To get and remove from the list you can do:
(first @work) ;; reads first
(ref-set work (next @work)) ;; removes first from ref
To add to sum you can do:
(alter sum + (first @work))
ref-set will just set the value to the new value, where as alter will take the old value and the new value and compute a new value from them. That’s why for sum we use alter
, but for removing from work we use ref-set
.
So putting it all together you have:
(defn dowork
[work-ref sum-ref]
(dosync
(when-let [n (first @work-ref)] ; avoid null exception so we don't try to add nil to sum
(alter sum-ref + n)
(ref-set work-ref (next @work-ref)))))
Okay, but why are we even using dosync here? Well, only because the problem then tells you that you should have multiple workers doing work concurrently. That means you need a way to coordinate them, so that they don’t do the same work more than once, or overwrite each other’s work.
For example, you don’t want two of them adding the same number to sum, that will skew the result. Similarly, you don’t want one of them to change the sum back to a prior state while the other has already removed the number, again that will skew your result.
This is where dosync
comes in.
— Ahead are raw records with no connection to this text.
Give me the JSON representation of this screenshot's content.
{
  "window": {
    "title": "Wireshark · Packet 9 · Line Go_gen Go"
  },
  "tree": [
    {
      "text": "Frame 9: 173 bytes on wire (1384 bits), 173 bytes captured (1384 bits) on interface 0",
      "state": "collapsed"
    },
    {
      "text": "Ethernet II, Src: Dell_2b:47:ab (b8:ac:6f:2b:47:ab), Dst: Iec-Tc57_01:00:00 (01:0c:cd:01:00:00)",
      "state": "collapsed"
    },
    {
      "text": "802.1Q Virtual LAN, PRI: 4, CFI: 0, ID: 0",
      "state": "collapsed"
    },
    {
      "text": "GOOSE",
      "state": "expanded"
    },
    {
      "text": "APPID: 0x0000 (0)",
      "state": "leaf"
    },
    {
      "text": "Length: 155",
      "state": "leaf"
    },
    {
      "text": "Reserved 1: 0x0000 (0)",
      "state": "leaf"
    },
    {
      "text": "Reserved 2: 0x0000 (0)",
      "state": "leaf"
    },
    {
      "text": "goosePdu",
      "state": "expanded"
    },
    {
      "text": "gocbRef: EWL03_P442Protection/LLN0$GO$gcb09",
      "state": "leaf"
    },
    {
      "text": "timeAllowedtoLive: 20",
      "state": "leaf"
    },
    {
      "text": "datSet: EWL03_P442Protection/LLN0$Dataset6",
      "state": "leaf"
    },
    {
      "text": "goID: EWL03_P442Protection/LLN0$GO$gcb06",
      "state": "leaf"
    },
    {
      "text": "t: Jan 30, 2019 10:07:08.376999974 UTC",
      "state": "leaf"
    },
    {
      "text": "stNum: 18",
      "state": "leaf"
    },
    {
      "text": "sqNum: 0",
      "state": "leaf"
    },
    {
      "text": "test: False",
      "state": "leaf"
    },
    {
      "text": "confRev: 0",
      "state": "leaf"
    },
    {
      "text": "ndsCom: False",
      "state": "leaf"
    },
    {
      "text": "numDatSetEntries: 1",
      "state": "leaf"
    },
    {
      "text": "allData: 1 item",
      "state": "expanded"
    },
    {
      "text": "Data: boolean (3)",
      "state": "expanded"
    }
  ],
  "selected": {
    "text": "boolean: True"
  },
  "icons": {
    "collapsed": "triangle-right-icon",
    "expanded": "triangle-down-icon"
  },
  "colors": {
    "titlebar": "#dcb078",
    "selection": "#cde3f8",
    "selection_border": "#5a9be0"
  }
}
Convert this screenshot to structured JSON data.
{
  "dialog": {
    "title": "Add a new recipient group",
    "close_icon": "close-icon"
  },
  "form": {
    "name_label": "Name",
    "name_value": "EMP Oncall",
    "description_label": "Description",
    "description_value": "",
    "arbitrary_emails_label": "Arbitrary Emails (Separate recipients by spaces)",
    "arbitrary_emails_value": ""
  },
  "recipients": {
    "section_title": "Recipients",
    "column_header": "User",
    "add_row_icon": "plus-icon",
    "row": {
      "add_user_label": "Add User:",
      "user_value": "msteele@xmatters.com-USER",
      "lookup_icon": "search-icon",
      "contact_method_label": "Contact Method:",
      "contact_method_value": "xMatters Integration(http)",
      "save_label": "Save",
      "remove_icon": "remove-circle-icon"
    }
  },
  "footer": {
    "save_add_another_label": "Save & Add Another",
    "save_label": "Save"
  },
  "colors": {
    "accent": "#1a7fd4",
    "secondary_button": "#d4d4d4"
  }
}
It basically defines the atomic unit of work that each worker can do, and a means for them to check with others if they are about to overlap or overwrite each other so that they don’t.
This is done pretty simply. The worker who enters a dosync
will get the next number from work, and the current value of sum, it’ll remove the item and update the sum on its own workstation, but before commiting the changes back to the ref, it’ll check if anyone else changed the ref while they were working. If so, the worker will realize that they can’t commit, and need to rebase their changes against the new ref value, and then they’ll try to commit again, until they manage to get in.
So how do you create two workers and have them work concurrently? Well future
is one way to do so.
(future (dowork work sum))
Will spawn one worker and have them do work. If you want to spawn two workers you just do:
(future (dowork work sum))
(future (dowork work sum))
Ok, but we don’t want them to add only once and stop working. We want them to work until there is no more work. So we need a loop:
(future (while @work (dowork work sum)))
This will have them work until there is no more work. Note how in dowork
I use next
and not rest
, that’s really important here, because next will return nil when empty, and nil is falsy, which will make the condition in our loop false and thus have them stop.
Alright, but how do you know when they are done? And how do we wait for them to be done before doing something else? Like printing the result of the work being done? Well you can block on the future by derefing on them.
; Spawn two concurrent workers working until there is no more work
(let [work (ref (apply list (range 1e5)))
sum (ref 0)
worker1 (future (while @work (dowork work sum)))
worker2 (future (while @work (dowork work sum)))]
@worker1 ;wait for worker1
@worker2 ;wait for worker2
@sum) ;return the result of their work
There you go.
Now the question has you experiment further with using commute
instead of ref-set
and alter
. That’s an optimization, you can see how summing is a commutative operation, so when your modification is commutative, you can use commute instead of alter, and it’ll be faster. That’s because the workers won’t check that they are doing things in-order, which lets them go faster, but only works if you can do things in any order, like for sum.
Finally the question has you experiment between deref and ensure. That part I’m also a bit confused here, I guess the answer is no, normally you use ensure when you only read from a ref and care that the ref value changes while you were working. Which isn’t the case here, so I guess the answer is no, it won’t make a difference here. That said, I wonder if it could affect the profiling, I don’t know enough to say, but it’s possible ensure would be more strict about having the worker redo work.